When I first came to Dahab in Egypt I was planning to stay for three months just to freedive. My goal was to reach 20 meters! What I did not know at that time was that I would leave as a qualified Level 2 Freediving Instructor diving deeper than 40 meters with fins. I completed the so called “zero to hero” program which basically forms a freediving instructor out of a more or less complete beginner. One might say “only 3 months? How can you get enough experience, knowledge and skills in just three months to become a teacher?” Well, let me explain you why.

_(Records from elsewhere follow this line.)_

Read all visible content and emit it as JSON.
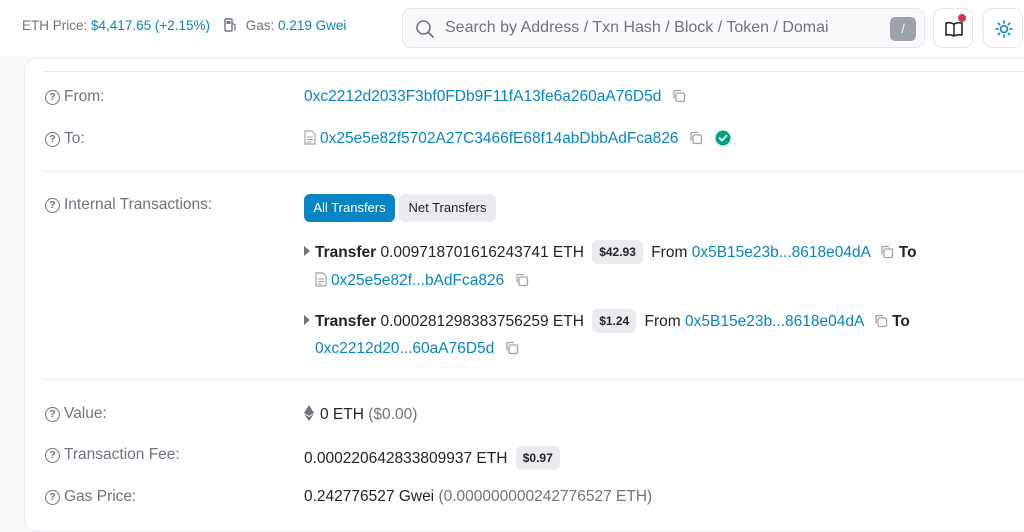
{
  "header": {
    "eth_price_label": "ETH Price:",
    "eth_price_value": "$4,417.65 (+2.15%)",
    "gas_label": "Gas:",
    "gas_value": "0.219 Gwei",
    "search_placeholder": "Search by Address / Txn Hash / Block / Token / Domai",
    "search_shortcut": "/",
    "icons": [
      "gas-pump-icon",
      "search-icon",
      "book-icon",
      "sun-icon"
    ],
    "accent_color": "#0784c3",
    "notification_color": "#dc3545"
  },
  "tx": {
    "from": {
      "label": "From:",
      "address": "0xc2212d2033F3bf0FDb9F11fA13fe6a260aA76D5d"
    },
    "to": {
      "label": "To:",
      "address": "0x25e5e82f5702A27C3466fE68f14abDbbAdFca826"
    },
    "internal": {
      "label": "Internal Transactions:",
      "tabs": [
        "All Transfers",
        "Net Transfers"
      ],
      "transfers": [
        {
          "kw": "Transfer",
          "amount": "0.009718701616243741 ETH",
          "usd": "$42.93",
          "from_word": "From",
          "from": "0x5B15e23b...8618e04dA",
          "to_word": "To",
          "to": "0x25e5e82f...bAdFca826"
        },
        {
          "kw": "Transfer",
          "amount": "0.000281298383756259 ETH",
          "usd": "$1.24",
          "from_word": "From",
          "from": "0x5B15e23b...8618e04dA",
          "to_word": "To",
          "to": "0xc2212d20...60aA76D5d"
        }
      ]
    },
    "value": {
      "label": "Value:",
      "amount": "0 ETH",
      "usd": "($0.00)"
    },
    "fee": {
      "label": "Transaction Fee:",
      "amount": "0.000220642833809937 ETH",
      "usd": "$0.97"
    },
    "gas_price": {
      "label": "Gas Price:",
      "gwei": "0.242776527 Gwei",
      "eth": "(0.000000000242776527 ETH)"
    }
  }
}
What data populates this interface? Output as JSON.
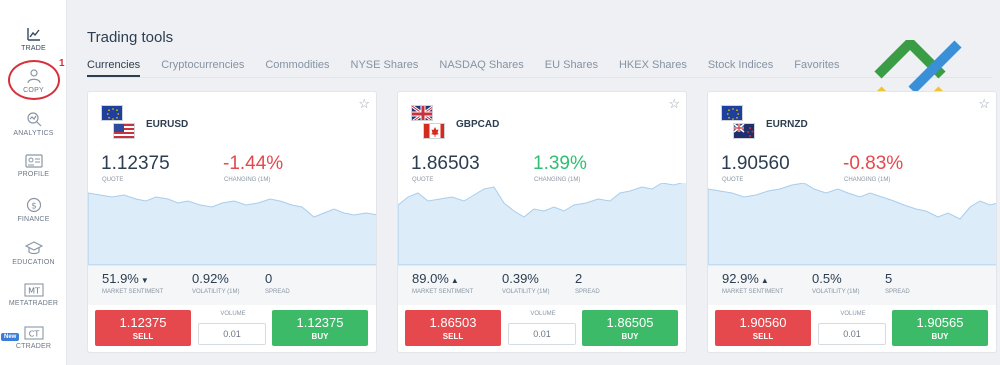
{
  "sidebar": {
    "items": [
      {
        "label": "TRADE",
        "icon": "chart-line-icon"
      },
      {
        "label": "COPY",
        "icon": "user-copy-icon"
      },
      {
        "label": "ANALYTICS",
        "icon": "analytics-icon"
      },
      {
        "label": "PROFILE",
        "icon": "profile-card-icon"
      },
      {
        "label": "FINANCE",
        "icon": "dollar-coin-icon"
      },
      {
        "label": "EDUCATION",
        "icon": "graduation-cap-icon"
      },
      {
        "label": "METATRADER",
        "icon": "mt-icon"
      },
      {
        "label": "CTRADER",
        "icon": "ct-icon"
      }
    ],
    "mt_text": "MT",
    "ct_text": "CT",
    "new_badge": "New",
    "annotation_number": "1",
    "annotation_color": "#d6303a"
  },
  "header": {
    "title": "Trading tools",
    "tabs": [
      "Currencies",
      "Cryptocurrencies",
      "Commodities",
      "NYSE Shares",
      "NASDAQ Shares",
      "EU Shares",
      "HKEX Shares",
      "Stock Indices",
      "Favorites"
    ],
    "active_tab": "Currencies"
  },
  "colors": {
    "sell": "#e5484d",
    "buy": "#3dba68",
    "positive": "#2fbf71",
    "negative": "#e5484d",
    "chart_fill": "#d9ebf8",
    "chart_line": "#a9cdec"
  },
  "labels": {
    "quote": "QUOTE",
    "changing": "CHANGING (1M)",
    "market_sentiment": "MARKET SENTIMENT",
    "volatility": "VOLATILITY (1M)",
    "spread": "SPREAD",
    "volume": "VOLUME",
    "sell": "SELL",
    "buy": "BUY"
  },
  "cards": [
    {
      "pair": "EURUSD",
      "flags": [
        "eu-flag-icon",
        "us-flag-icon"
      ],
      "quote": "1.12375",
      "change": "-1.44%",
      "change_dir": "neg",
      "sentiment": "51.9%",
      "sentiment_dir": "down",
      "volatility": "0.92%",
      "spread": "0",
      "volume": "0.01",
      "sell_price": "1.12375",
      "buy_price": "1.12375"
    },
    {
      "pair": "GBPCAD",
      "flags": [
        "uk-flag-icon",
        "canada-flag-icon"
      ],
      "quote": "1.86503",
      "change": "1.39%",
      "change_dir": "pos",
      "sentiment": "89.0%",
      "sentiment_dir": "up",
      "volatility": "0.39%",
      "spread": "2",
      "volume": "0.01",
      "sell_price": "1.86503",
      "buy_price": "1.86505"
    },
    {
      "pair": "EURNZD",
      "flags": [
        "eu-flag-icon",
        "nz-flag-icon"
      ],
      "quote": "1.90560",
      "change": "-0.83%",
      "change_dir": "neg",
      "sentiment": "92.9%",
      "sentiment_dir": "up",
      "volatility": "0.5%",
      "spread": "5",
      "volume": "0.01",
      "sell_price": "1.90560",
      "buy_price": "1.90565"
    }
  ]
}
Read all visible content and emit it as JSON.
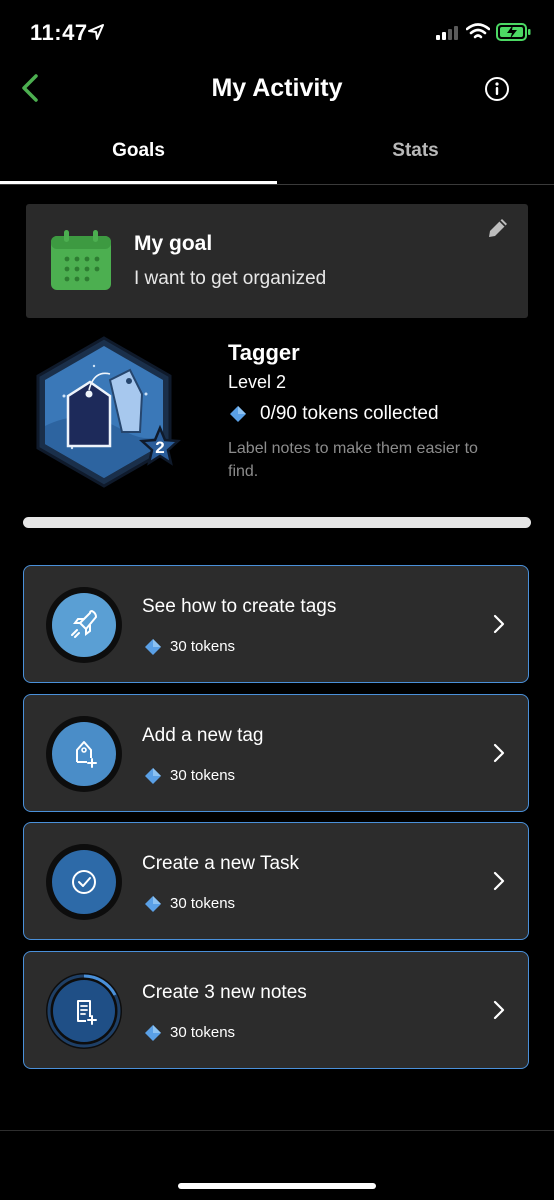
{
  "status_bar": {
    "time": "11:47"
  },
  "header": {
    "title": "My Activity"
  },
  "tabs": [
    {
      "label": "Goals"
    },
    {
      "label": "Stats"
    }
  ],
  "goal": {
    "label": "My goal",
    "text": "I want to get organized"
  },
  "badge": {
    "title": "Tagger",
    "level": "Level 2",
    "level_number": "2",
    "tokens": "0/90 tokens collected",
    "description": "Label notes to make them easier to find."
  },
  "progress": {
    "fraction": 0.0
  },
  "tasks": [
    {
      "title": "See how to create tags",
      "tokens": "30 tokens",
      "icon": "rocket-icon"
    },
    {
      "title": "Add a new tag",
      "tokens": "30 tokens",
      "icon": "tag-plus-icon"
    },
    {
      "title": "Create a new Task",
      "tokens": "30 tokens",
      "icon": "checkmark-circle-icon"
    },
    {
      "title": "Create 3 new notes",
      "tokens": "30 tokens",
      "icon": "note-plus-icon"
    }
  ],
  "colors": {
    "accent_green": "#4caf50",
    "accent_blue": "#4a90d9",
    "card_bg": "#2a2a2a"
  }
}
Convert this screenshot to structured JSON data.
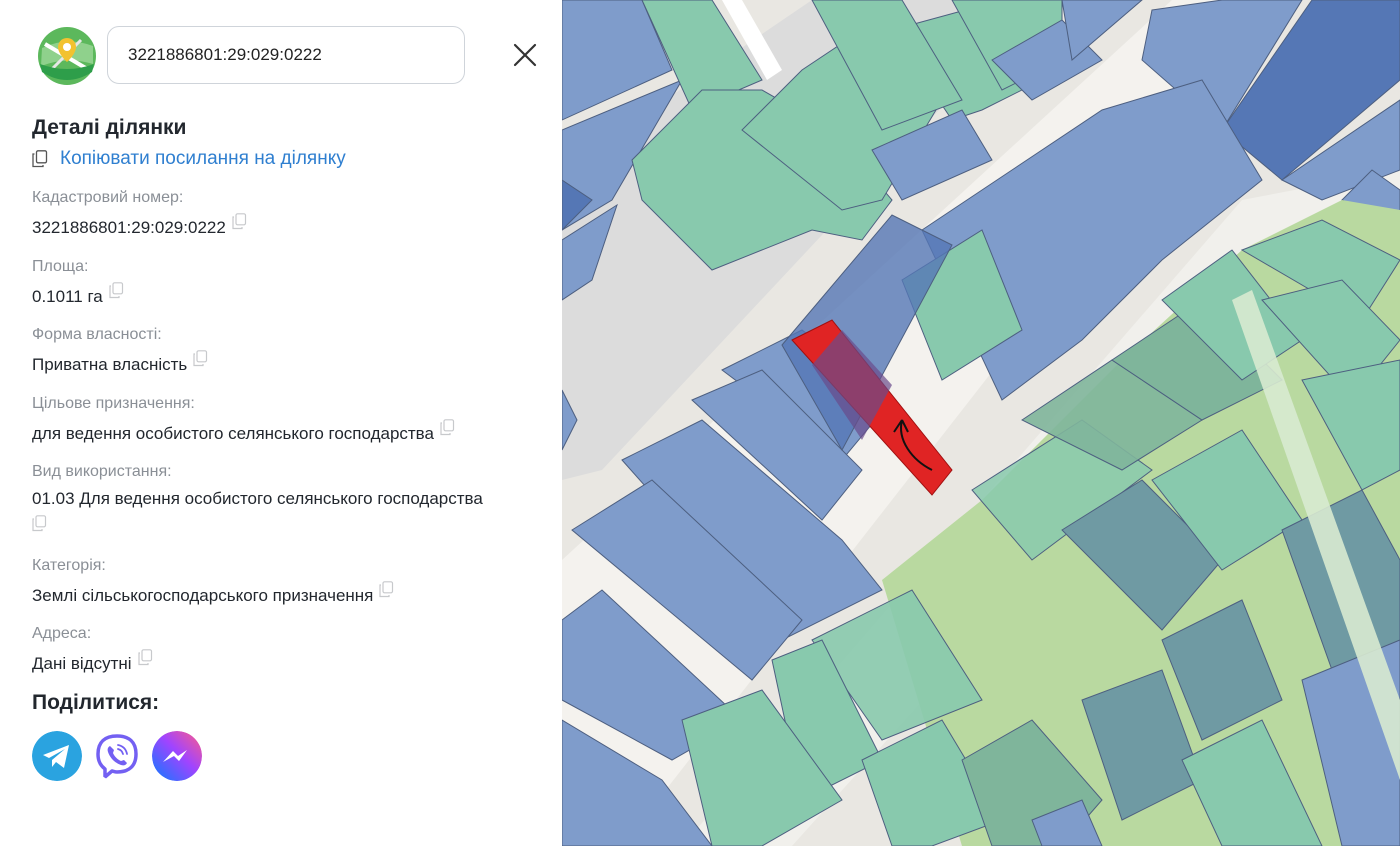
{
  "search": {
    "value": "3221886801:29:029:0222"
  },
  "details": {
    "title": "Деталі ділянки",
    "copy_link": "Копіювати посилання на ділянку",
    "fields": [
      {
        "label": "Кадастровий номер:",
        "value": "3221886801:29:029:0222"
      },
      {
        "label": "Площа:",
        "value": "0.1011 га"
      },
      {
        "label": "Форма власності:",
        "value": "Приватна власність"
      },
      {
        "label": "Цільове призначення:",
        "value": "для ведення особистого селянського господарства"
      },
      {
        "label": "Вид використання:",
        "value": "01.03 Для ведення особистого селянського господарства"
      },
      {
        "label": "Категорія:",
        "value": "Землі сільськогосподарського призначення"
      },
      {
        "label": "Адреса:",
        "value": "Дані відсутні"
      }
    ]
  },
  "share": {
    "title": "Поділитися:",
    "buttons": [
      {
        "name": "telegram",
        "color": "#2aa3e0"
      },
      {
        "name": "viber",
        "color": "#7360f2"
      },
      {
        "name": "messenger",
        "color": "#a044ff"
      }
    ]
  },
  "map": {
    "colors": {
      "background": "#e9e7e2",
      "road": "#f4f2ee",
      "parcel_blue": "#7f9ccb",
      "parcel_green": "#88c9ad",
      "park": "#b9d9a0",
      "selected": "#e02424"
    }
  }
}
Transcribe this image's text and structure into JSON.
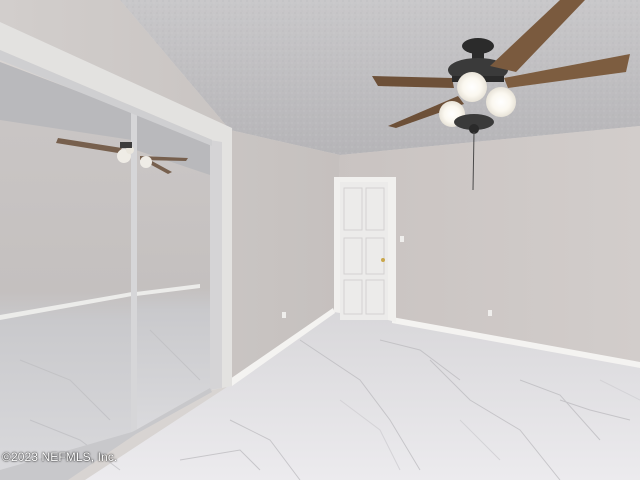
{
  "photo": {
    "watermark_text": "©2023 NEFMLS, Inc.",
    "subject": "empty bedroom with ceiling fan, mirrored closet doors and door"
  },
  "colors": {
    "wall": "#cfcac7",
    "ceiling": "#c4c3c4",
    "floor": "#e6e5e6",
    "trim": "#f4f3f1",
    "fan_blade": "#7a5a3e",
    "fan_metal": "#2a2a2a",
    "mirror_frame": "#d0d0d2"
  }
}
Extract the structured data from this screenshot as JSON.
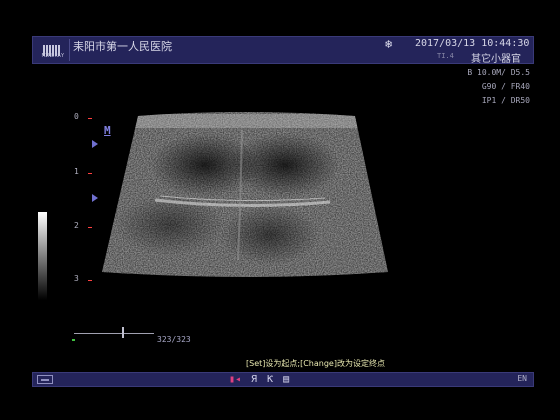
{
  "header": {
    "logo_text": "MINDRAY",
    "hospital_name": "耒阳市第一人民医院",
    "freeze_icon": "snowflake-icon",
    "datetime": "2017/03/13  10:44:30",
    "thermal_index": "TI.4",
    "exam_preset": "其它小器官"
  },
  "params": {
    "line1": "B 10.0M/ D5.5",
    "line2": "G90 / FR40",
    "line3": "IP1 / DR50"
  },
  "depth_scale": {
    "labels": [
      "0",
      "1",
      "2",
      "3"
    ],
    "marker": "M"
  },
  "cine": {
    "frame_counter": "323/323"
  },
  "hint": "[Set]设为起点;[Change]改为设定终点",
  "footer": {
    "icons": [
      "cine-icon",
      "ruler-icon",
      "measure-icon",
      "report-icon"
    ],
    "icon_glyphs": [
      "▮◂",
      "Я",
      "Ƙ",
      "▤"
    ],
    "language": "EN"
  },
  "colors": {
    "bar_bg": "#24245a",
    "accent": "#8080e0"
  }
}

Freediving, in general, is a sport of which existence only few people know. So the techniques how to hold your breath or how to stay underwater for a long time and dive deeper than most people can imagine are as unknown as the sport itself. This allows a quick progress right from the very beginning. Of course it takes some talent whether or not it takes three months or six months to finish the program but sooner or later everybody gets there. Already in the first level, the beginner course, where you learn about proper breathing techniques, the right way of finning underwater and your body’s response to a breath hold, makes you reach unexpected achievements. The simple fact to commit to something for months time on an everyday- basis can create what is thought to be a miracle.
I nearly spent every day of my zero to hero program in the water, training and assisting already certified instructors to gain the needed experience for the final challenge: the instructor course.
The instructor course took me seven days and we were four students with very different levels of experience. There was me, a school friend from Germany, who I am working with now in Zanzibar, an Egyptian candidate and now friend and colleague at Freedive Dahab and Andreas Gueldner, now World Record Holder in Scandalopetra, which is a discipline inspired by the ancient Greeks, in which you descend supported by the weight of a stone not wearing any wetsuit or goggles and completely relying on a team to pull you up from in this case incredible 107m below the surface. Andreas also held German National Records in several disciplines. As you see, everybody was kind of different.
I remember very well how the experience I had from helping the other instructors and sitting in their theory classes helped me to actually pass the first academic presentation, which is a rare situation since the standards for becoming an instructor are very high. If you want to teach someone something, first of all you should be able to do it yourself.
It’s unique that you can actually become a professional within sometimes only three months. For some it is just the opportunity to gain new skills during a medium long break from their everyday life. But we also had all kind of people actually quitting their careers for a big life change. Even the age difference is significant. When I started I just got twenty other start when they are older than fifty, but it is not like age would actually restrict your abilities. The age difference is really significant in competitions, courses and training but it really does not seem to matter that much since freediving takes a lot of calmness which is sometimes more likely to be found in people with “a bit more life- experience”.
It seems to be quite a big decision to quit a job where you might have worked in for ten years jumping in the blue starting something completely unknown to you. It definitely takes a lot of commitment which you definitely notice when you see how keen people are to improve their technique and get better and better in the sport during the program.
But there really must be something about this sport that takes people under its spell, anyway I better leave it you to discover it yourself.